Now that you have stitched together your report (with an accuracy confidence of around 50%), go repeat this exercise for each of your other data centers. Note: the confidence level will go down with each stitched report.
Now, to be sure, it is not malice or sadism motivating this manual effort. It simply comes from a lack of user empathy. At FireMon, we put on the lens of our customers and developed an architecture that accommodates their fast-paced, ever-changing, demanding lives.
Network security personnel are the heroes of the enterprise. Do you really want our heroes running around from console-to-console, stitching reports together from various sources? Even with this kind of effort, they still wouldn’t be able to have the confidence needed to make the right decision.
FireMon achieves enterprise scale because of our distributed architecture. By shifting the work from the application to a data collector, the user has a web-GUI that distills the picture of all their network devices – processed and normalized by the data collector.

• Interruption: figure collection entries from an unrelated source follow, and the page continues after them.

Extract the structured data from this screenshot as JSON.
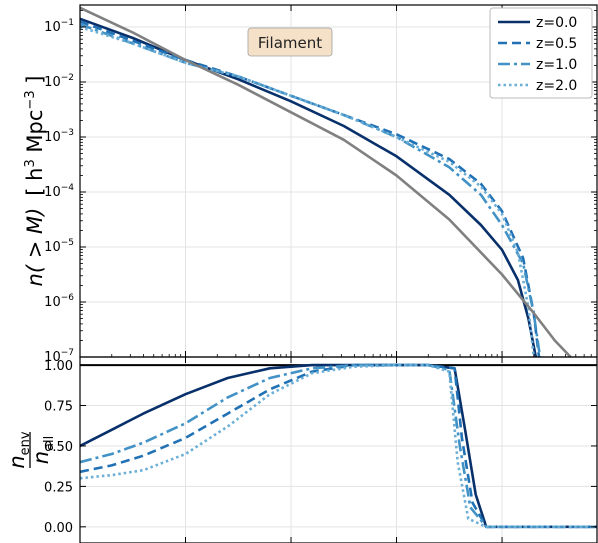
{
  "chart_data": [
    {
      "panel": "top",
      "type": "line",
      "annotation": "Filament",
      "ylabel_main": "n( > M)",
      "ylabel_unit_open": "[ h",
      "ylabel_unit_mid": " Mpc",
      "ylabel_unit_close": " ]",
      "ylabel_exp1": "3",
      "ylabel_exp2": "−3",
      "yscale": "log",
      "ylim_exp": [
        -7,
        -0.6
      ],
      "yticks": [
        {
          "base": "10",
          "exp": "−7",
          "v": -7
        },
        {
          "base": "10",
          "exp": "−6",
          "v": -6
        },
        {
          "base": "10",
          "exp": "−5",
          "v": -5
        },
        {
          "base": "10",
          "exp": "−4",
          "v": -4
        },
        {
          "base": "10",
          "exp": "−3",
          "v": -3
        },
        {
          "base": "10",
          "exp": "−2",
          "v": -2
        },
        {
          "base": "10",
          "exp": "−1",
          "v": -1
        }
      ],
      "xlim_log": [
        10,
        14.9
      ],
      "xscale": "log",
      "grid": true,
      "legend_position": "top-right",
      "series": [
        {
          "name": "z=0.0",
          "color": "#08306b",
          "dash": "solid",
          "x": [
            10.0,
            10.5,
            11.0,
            11.5,
            12.0,
            12.5,
            13.0,
            13.5,
            13.8,
            14.0,
            14.15,
            14.25,
            14.32
          ],
          "y": [
            -0.85,
            -1.2,
            -1.6,
            -1.95,
            -2.35,
            -2.8,
            -3.35,
            -4.05,
            -4.6,
            -5.05,
            -5.6,
            -6.3,
            -7.0
          ]
        },
        {
          "name": "z=0.5",
          "color": "#2171b5",
          "dash": "dashed",
          "x": [
            10.0,
            10.5,
            11.0,
            11.5,
            12.0,
            12.5,
            13.0,
            13.5,
            13.8,
            14.0,
            14.2,
            14.3,
            14.35
          ],
          "y": [
            -0.9,
            -1.25,
            -1.6,
            -1.9,
            -2.25,
            -2.6,
            -2.95,
            -3.4,
            -3.85,
            -4.35,
            -5.2,
            -6.2,
            -7.0
          ]
        },
        {
          "name": "z=1.0",
          "color": "#4292c6",
          "dash": "dashdot",
          "x": [
            10.0,
            10.5,
            11.0,
            11.5,
            12.0,
            12.5,
            13.0,
            13.5,
            13.8,
            14.0,
            14.2,
            14.3,
            14.36
          ],
          "y": [
            -0.95,
            -1.3,
            -1.65,
            -1.9,
            -2.25,
            -2.6,
            -3.0,
            -3.55,
            -4.05,
            -4.6,
            -5.3,
            -6.2,
            -7.0
          ]
        },
        {
          "name": "z=2.0",
          "color": "#6baed6",
          "dash": "dotted",
          "x": [
            10.0,
            10.5,
            11.0,
            11.5,
            12.0,
            12.5,
            13.0,
            13.5,
            13.8,
            14.0,
            14.15,
            14.25,
            14.3
          ],
          "y": [
            -1.0,
            -1.3,
            -1.65,
            -1.9,
            -2.25,
            -2.6,
            -3.0,
            -3.45,
            -3.9,
            -4.4,
            -5.1,
            -6.1,
            -7.0
          ]
        },
        {
          "name": "",
          "color": "#808080",
          "dash": "solid",
          "x": [
            10.0,
            10.5,
            11.0,
            11.5,
            12.0,
            12.5,
            13.0,
            13.5,
            14.0,
            14.3,
            14.5,
            14.65
          ],
          "y": [
            -0.65,
            -1.1,
            -1.6,
            -2.05,
            -2.55,
            -3.05,
            -3.7,
            -4.5,
            -5.5,
            -6.2,
            -6.7,
            -7.0
          ]
        }
      ]
    },
    {
      "panel": "bottom",
      "type": "line",
      "ylabel_num": "n",
      "ylabel_num_sub": "env",
      "ylabel_den": "n",
      "ylabel_den_sub": "all",
      "ylim": [
        -0.1,
        1.05
      ],
      "yticks": [
        "0.00",
        "0.25",
        "0.50",
        "0.75",
        "1.00"
      ],
      "xlim_log": [
        10,
        14.9
      ],
      "xscale": "log",
      "grid": true,
      "reference_line": 1.0,
      "series": [
        {
          "name": "z=0.0",
          "color": "#08306b",
          "dash": "solid",
          "x": [
            10.0,
            10.3,
            10.6,
            11.0,
            11.4,
            11.8,
            12.2,
            12.6,
            13.0,
            13.3,
            13.55,
            13.65,
            13.75,
            13.85,
            14.0,
            14.9
          ],
          "y": [
            0.5,
            0.6,
            0.7,
            0.82,
            0.92,
            0.98,
            1.0,
            1.0,
            1.0,
            1.0,
            0.98,
            0.6,
            0.2,
            0.0,
            0.0,
            0.0
          ]
        },
        {
          "name": "z=0.5",
          "color": "#2171b5",
          "dash": "dashed",
          "x": [
            10.0,
            10.3,
            10.6,
            11.0,
            11.4,
            11.8,
            12.2,
            12.6,
            13.0,
            13.3,
            13.55,
            13.62,
            13.72,
            13.85,
            14.0,
            14.9
          ],
          "y": [
            0.34,
            0.38,
            0.44,
            0.55,
            0.7,
            0.85,
            0.96,
            1.0,
            1.0,
            1.0,
            0.98,
            0.55,
            0.15,
            0.0,
            0.0,
            0.0
          ]
        },
        {
          "name": "z=1.0",
          "color": "#4292c6",
          "dash": "dashdot",
          "x": [
            10.0,
            10.3,
            10.6,
            11.0,
            11.4,
            11.8,
            12.2,
            12.6,
            13.0,
            13.3,
            13.5,
            13.6,
            13.7,
            13.85,
            14.0,
            14.9
          ],
          "y": [
            0.4,
            0.45,
            0.52,
            0.64,
            0.8,
            0.92,
            0.98,
            1.0,
            1.0,
            1.0,
            0.97,
            0.5,
            0.12,
            0.0,
            0.0,
            0.0
          ]
        },
        {
          "name": "z=2.0",
          "color": "#6baed6",
          "dash": "dotted",
          "x": [
            10.0,
            10.3,
            10.6,
            11.0,
            11.4,
            11.8,
            12.2,
            12.6,
            13.0,
            13.3,
            13.5,
            13.58,
            13.68,
            13.85,
            14.0,
            14.9
          ],
          "y": [
            0.3,
            0.32,
            0.35,
            0.45,
            0.62,
            0.82,
            0.95,
            0.99,
            1.0,
            1.0,
            0.96,
            0.4,
            0.05,
            0.0,
            0.0,
            0.0
          ]
        }
      ]
    }
  ]
}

Then, at the data collector level, we use the big data capabilities of Elasticsearch for ingest. Talk about scale…some FireMon customers automate analysis for 1 billion events a day. Superior architecture is what makes this possible.
This foundational architecture is the source of all other good things at FireMon, including Performance At Scale. What’s in it for a FireMon customer? Faster, better answers in all areas of network security.
How does FireMon support live streaming data for real-time monitoring? Architecture.
How does FireMon ingest all that data without polling? Architecture.
How does FireMon support network evolution (cloud, SDN, virtualization)? Architecture.
How does FireMon normalize all that data from various firewall vendors? Architecture.
That’s Performance At Scale. We do this every day. And we do it for thousands of heroes slaying network dragons.
As this series continues, we will explore all the areas that makes FireMon the leader in NSPM.